Padded bike shorts can really make extended rides more comfortable, and they don’t even have to be tight-fitting Spandex. Mountain bike shorts (available at your local bike shop) tend to be baggier, just as comfortable and fine for doubling as casual shorts.
Bike jerseys with 2-3 pockets on the back can also maximize your comfort and convenience. They don’t have to be loud colors like racing jerseys, and the pockets are convenient for everything from digital cameras to suntan lotion. It’s faster to grab from a pocket than to get off your bike and search your bag.

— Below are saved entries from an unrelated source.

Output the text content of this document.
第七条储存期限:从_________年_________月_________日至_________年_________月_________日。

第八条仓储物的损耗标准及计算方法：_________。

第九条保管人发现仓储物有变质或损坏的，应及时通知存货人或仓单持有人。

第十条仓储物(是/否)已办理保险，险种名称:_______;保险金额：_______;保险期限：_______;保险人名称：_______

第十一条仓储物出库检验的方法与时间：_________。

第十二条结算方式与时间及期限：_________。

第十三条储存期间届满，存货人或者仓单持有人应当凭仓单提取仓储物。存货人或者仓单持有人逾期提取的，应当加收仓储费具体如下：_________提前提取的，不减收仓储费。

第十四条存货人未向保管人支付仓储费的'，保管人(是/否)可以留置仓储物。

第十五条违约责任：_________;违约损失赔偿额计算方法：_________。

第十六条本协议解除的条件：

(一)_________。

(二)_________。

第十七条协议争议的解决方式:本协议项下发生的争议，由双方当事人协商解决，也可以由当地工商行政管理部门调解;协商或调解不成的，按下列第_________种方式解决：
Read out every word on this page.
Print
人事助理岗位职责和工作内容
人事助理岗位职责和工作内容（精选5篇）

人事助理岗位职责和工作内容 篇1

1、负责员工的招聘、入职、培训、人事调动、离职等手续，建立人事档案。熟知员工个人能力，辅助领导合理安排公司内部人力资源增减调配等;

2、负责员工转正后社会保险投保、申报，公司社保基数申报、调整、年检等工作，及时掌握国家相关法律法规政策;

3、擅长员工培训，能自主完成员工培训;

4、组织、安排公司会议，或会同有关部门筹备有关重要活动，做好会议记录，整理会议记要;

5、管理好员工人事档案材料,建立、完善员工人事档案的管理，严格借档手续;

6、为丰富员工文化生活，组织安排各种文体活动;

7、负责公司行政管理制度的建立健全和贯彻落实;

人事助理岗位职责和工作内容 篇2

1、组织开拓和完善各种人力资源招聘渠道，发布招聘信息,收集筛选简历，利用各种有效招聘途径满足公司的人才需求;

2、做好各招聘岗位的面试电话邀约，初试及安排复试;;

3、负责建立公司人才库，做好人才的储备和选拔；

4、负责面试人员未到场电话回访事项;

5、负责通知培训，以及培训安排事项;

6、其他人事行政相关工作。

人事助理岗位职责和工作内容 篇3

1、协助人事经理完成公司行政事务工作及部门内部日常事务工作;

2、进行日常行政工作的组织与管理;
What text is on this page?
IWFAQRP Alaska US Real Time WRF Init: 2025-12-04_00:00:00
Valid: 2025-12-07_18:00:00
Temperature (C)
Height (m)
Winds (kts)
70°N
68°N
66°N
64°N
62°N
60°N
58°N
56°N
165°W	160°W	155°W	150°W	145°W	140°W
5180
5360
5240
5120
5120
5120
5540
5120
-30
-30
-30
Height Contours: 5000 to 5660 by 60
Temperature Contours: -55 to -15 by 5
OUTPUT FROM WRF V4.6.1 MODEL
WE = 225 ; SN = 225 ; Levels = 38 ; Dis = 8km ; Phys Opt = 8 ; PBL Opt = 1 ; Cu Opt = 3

This packing list may also be helpful.
Since many rental bikes come with saddlebags but not handlebar bags, many people find a map holder helpful so that you don’t have to keep pulling increasingly wet, sweaty paper from your pockets. These plastic sleeves attach to your handlebars and make for easy reference to the route maps provided by the tour operator.
Even with the saddlebags, you may wish to bring a day pack that you can drop into the bag and lift out when you go exploring by foot or stop at a restaurant. That way, you don’t have to leave valuables behind or take off the saddlebags each time. Another option is a waist pack.
Voltage and plug types differ around the world. Check out this listing by country to see what kind of adaptors and/or converters you need if you're taking any electronics. (Note that European countries use a 220-volt current but different plugs.) Local electronics stores should have adapters and converters, or check with Travel Essentials.
One of the top questions we get is whether the hotels have hairdryers. Well, some do and some don’t. Since many American models have the wrong voltage (and are heavy), we recommend a travel dryer that has a switch for 110 and 220 voltage.